The referendum setback for Correa is part of a broader ebbing of the so-called “pink tide,” i.e., the rule by various populist, nationalist bourgeois parties in Latin America. It is of a piece with the election of the right-wing Mauricio Macri in Argentina in 2015, the impeachment of Brazilian President Dilma Rousseff in 2016 and the intense crisis of the Maduro government in Venezuela.

The reality, however, is that Correa’s government never posed a challenge to capitalist rule in Ecuador. During the period of the so-called commodity boom, his government was able to introduce policies aimed at ameliorating poverty and investing in education and infrastructure.

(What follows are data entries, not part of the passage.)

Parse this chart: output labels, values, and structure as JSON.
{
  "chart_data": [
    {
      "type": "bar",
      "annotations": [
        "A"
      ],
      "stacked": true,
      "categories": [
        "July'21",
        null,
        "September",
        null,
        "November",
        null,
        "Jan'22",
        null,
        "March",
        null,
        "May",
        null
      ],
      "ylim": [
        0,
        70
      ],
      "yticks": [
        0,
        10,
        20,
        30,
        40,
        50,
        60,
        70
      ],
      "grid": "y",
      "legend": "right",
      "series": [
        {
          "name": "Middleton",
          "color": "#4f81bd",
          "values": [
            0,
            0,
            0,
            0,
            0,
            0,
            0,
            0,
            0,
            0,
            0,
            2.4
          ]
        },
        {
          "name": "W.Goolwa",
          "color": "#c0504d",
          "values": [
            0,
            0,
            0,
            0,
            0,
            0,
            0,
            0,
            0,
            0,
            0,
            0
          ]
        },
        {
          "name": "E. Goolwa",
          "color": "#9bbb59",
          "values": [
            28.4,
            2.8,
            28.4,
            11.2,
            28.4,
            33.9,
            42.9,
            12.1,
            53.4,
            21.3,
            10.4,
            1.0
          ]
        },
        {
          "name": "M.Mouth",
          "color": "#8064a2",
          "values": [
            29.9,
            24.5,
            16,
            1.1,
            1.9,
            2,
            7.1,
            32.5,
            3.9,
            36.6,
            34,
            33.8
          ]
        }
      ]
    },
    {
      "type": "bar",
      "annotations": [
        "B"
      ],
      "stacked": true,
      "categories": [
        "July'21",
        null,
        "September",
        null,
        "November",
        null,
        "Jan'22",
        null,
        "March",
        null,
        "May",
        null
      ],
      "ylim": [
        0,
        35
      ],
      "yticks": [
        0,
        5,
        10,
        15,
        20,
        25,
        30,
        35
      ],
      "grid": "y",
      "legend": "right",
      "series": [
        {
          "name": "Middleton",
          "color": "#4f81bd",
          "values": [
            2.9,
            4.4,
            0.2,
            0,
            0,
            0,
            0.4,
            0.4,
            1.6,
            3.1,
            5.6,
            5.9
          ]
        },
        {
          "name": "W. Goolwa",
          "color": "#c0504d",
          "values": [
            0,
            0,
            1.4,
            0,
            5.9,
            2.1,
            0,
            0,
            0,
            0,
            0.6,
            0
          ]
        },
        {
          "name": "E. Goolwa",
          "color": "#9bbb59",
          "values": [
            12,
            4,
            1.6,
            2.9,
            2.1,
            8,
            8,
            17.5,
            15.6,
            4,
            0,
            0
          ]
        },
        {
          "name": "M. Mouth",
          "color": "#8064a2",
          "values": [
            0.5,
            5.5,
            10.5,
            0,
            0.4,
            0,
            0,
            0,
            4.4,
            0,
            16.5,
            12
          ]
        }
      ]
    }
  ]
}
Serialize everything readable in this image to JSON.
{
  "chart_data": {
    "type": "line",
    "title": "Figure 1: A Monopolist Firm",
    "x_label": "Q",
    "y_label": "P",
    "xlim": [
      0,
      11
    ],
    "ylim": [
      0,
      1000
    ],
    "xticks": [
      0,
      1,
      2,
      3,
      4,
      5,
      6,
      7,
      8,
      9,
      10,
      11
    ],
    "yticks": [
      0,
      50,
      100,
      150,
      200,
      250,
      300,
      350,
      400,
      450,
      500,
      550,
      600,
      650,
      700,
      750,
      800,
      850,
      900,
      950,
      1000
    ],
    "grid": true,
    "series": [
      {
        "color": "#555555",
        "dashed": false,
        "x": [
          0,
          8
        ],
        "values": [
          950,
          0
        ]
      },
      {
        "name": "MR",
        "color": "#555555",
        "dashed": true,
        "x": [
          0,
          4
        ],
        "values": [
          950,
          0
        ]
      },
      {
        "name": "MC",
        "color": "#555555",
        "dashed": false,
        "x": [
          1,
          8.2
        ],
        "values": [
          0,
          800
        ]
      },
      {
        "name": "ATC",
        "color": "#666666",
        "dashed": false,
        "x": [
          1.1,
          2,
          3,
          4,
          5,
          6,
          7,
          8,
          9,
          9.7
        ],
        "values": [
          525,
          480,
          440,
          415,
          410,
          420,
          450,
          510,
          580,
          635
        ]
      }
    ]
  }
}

With the collapse of oil prices, which account for 40 percent of Ecuador’s export earnings, the country’s economy has gone into reverse. The World Bank has projected a 2.9 percent fall in GDP this year. The Correa government had already been driven to carry out policies aimed at imposing the burden of this crisis onto the backs of the Ecuadorian working class, which created the conditions for a political resurgence of the right.

Throughout his presidency, Correa maintained the use of the US dollar as Ecuador's currency. In 2014, under the impact of falling oil prices and with the country’s debt reaching 40 percent, his government agreed to transfer more than half of its gold reserves, worth US$580 million at the time, to Goldman Sachs Group Inc. The move was designed to raise cash to cover a growing deficit brought on by the collapse in oil prices and boost confidence in the markets so that the Ecuadorian government could confront its growing debt crisis.

Moreno’s administration represents only a further shift to the right, with the aim of defending the interests of Ecuador’s capitalist ruling class, and acceding to the pressure from Washington as it attempts to counter Chinese penetration of what US imperialism has long regarded as “its own backyard.”

In the wake of the referendum, Moreno declared, “Confrontation is behind us, this is the time to embrace each other.” This sentiment was directed to the right-wing politicians and parties of the Ecuadorian bourgeoisie. The policies that he is pursuing, however, point to an inevitable confrontation with the Ecuadorian working class.